Belisa Crepusculario nascera numa família tão miserável, que nem sequer possuía nomes para dar aos filhos. Veio ao mundo e cresceu na região mais inóspita, onde, em alguns anos, as chuvas se transformam em avalanches de água que arrastam tudo, e, em outros, nem uma gota cai do céu, o sol aumenta até ocupar o horizonte por inteiro, e o mundo torna-se um deserto. Até completar doze anos não teve outra ocupação nem virtude senão sobreviver à fome e à fadiga dos séculos. Durante uma seca interminável coube-lhe enterrar quatro irmãos menores e, quando compreendeu que chegava a sua vez, decidiu começar a andar pelas planícies em direção ao mar, para ver se, na viagem, conseguia enganar a morte. A terra estava escalvada, partida em gretas profundas, semeada de pedras, fósseis de árvores e de arbustos espinhosos, esqueletos de animais esbranquiçados pelo calor. De vez em quando se deparava com famílias que, como ela, iam para o sul, seguindo a miragem da água.

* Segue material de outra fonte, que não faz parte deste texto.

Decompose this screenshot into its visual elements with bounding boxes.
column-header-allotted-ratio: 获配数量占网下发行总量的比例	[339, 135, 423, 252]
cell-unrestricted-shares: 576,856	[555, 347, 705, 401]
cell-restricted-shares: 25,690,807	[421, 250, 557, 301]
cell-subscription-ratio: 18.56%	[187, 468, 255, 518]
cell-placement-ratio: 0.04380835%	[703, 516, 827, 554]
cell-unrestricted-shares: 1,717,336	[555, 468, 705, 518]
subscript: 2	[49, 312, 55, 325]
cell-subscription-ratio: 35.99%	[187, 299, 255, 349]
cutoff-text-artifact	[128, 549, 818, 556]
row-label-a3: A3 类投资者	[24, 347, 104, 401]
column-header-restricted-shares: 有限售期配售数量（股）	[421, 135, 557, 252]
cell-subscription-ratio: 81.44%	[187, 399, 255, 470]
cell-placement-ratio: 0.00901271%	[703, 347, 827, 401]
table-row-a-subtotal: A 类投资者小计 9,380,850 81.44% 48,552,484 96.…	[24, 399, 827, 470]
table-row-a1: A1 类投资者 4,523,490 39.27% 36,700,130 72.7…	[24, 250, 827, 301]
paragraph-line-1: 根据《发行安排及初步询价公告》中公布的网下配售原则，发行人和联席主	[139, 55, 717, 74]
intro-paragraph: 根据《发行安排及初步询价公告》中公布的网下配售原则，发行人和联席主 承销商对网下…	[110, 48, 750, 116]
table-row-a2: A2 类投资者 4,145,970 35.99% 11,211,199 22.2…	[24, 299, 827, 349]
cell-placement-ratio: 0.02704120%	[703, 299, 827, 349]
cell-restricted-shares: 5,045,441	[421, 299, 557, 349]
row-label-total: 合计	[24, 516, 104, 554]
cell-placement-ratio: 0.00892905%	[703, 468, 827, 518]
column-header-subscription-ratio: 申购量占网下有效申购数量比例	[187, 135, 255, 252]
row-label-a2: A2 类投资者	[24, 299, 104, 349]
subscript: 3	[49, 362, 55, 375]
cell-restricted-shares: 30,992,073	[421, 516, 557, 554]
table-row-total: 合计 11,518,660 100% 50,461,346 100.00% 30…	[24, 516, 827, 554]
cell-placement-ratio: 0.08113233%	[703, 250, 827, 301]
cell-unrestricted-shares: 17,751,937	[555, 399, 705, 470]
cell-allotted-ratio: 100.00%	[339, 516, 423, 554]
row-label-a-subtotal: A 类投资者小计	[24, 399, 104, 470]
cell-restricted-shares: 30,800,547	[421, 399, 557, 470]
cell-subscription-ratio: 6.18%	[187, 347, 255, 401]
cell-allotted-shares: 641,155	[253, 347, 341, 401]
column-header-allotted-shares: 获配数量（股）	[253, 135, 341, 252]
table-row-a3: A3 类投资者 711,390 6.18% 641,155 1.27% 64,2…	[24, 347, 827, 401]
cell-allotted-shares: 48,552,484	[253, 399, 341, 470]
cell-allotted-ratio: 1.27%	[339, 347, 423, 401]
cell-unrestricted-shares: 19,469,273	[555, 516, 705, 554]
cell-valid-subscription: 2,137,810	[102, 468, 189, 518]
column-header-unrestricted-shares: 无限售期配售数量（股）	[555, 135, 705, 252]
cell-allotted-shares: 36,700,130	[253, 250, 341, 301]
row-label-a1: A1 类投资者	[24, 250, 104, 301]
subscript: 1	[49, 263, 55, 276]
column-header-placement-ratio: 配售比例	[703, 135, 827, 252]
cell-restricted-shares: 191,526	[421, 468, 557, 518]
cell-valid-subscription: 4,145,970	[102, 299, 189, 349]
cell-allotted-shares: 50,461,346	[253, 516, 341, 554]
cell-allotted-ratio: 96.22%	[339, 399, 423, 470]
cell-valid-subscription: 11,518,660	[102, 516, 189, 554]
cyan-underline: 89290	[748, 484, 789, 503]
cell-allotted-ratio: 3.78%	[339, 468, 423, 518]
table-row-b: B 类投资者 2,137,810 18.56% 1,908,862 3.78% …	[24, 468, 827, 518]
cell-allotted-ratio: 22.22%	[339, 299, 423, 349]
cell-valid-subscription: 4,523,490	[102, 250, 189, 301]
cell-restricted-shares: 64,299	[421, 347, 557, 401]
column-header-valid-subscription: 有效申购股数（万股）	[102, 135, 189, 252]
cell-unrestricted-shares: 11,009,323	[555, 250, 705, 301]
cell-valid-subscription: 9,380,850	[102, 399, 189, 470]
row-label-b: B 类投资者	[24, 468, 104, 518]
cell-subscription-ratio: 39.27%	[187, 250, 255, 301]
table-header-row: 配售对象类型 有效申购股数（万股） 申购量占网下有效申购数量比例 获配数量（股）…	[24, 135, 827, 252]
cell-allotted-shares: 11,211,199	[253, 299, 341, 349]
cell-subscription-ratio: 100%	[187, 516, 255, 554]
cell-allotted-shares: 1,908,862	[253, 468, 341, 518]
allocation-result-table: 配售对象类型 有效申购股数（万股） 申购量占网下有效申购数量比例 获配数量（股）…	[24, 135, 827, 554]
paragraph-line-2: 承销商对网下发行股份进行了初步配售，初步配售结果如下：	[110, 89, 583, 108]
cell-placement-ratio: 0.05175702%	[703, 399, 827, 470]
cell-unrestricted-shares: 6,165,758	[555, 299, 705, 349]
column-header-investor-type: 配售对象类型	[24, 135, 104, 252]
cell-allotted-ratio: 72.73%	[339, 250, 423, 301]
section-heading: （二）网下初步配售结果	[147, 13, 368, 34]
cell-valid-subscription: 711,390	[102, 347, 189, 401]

Alguns tinham iniciado a caminhada levando seus pertences no ombro ou em carrinhos de mão, mas mal podiam mover os próprios ossos e, depois de pouco caminhar, acabavam abandonando suas coisas. Arrastavam-se penosamente, com a pele feita couro de lagarto e os olhos queimados pela reverberação da luz. Belisa saudava-os com um gesto ao passar, mas não parava, porque não podia gastar as suas forças em exercícios de compaixão. Muitos caíram pelo caminho, mas ela era tão teimosa, que conseguiu atravessar o inferno e, por fim, chegar aos primeiros mananciais, finos filetes de água, quase invisíveis, que alimentavam uma raquítica vegetação e que mais adiante se transformavam em riachos e pântanos.

 

Belisa Crepusculario salvou a vida e, por acaso, descobriu a escrita. Ao chegar a uma aldeia nas proximidades da costa, o vento jogou aos seus pés uma folha de jornal. Pegou aquele papel amarelo e quebradiço, esteve longo tempo observando-o sem lhe adivinhar o uso, até que a curiosidade pôde mais que a timidez. Aproximou-se de um homem que banhava um cavalo no mesmo charco turvo em que ela saciara a sede.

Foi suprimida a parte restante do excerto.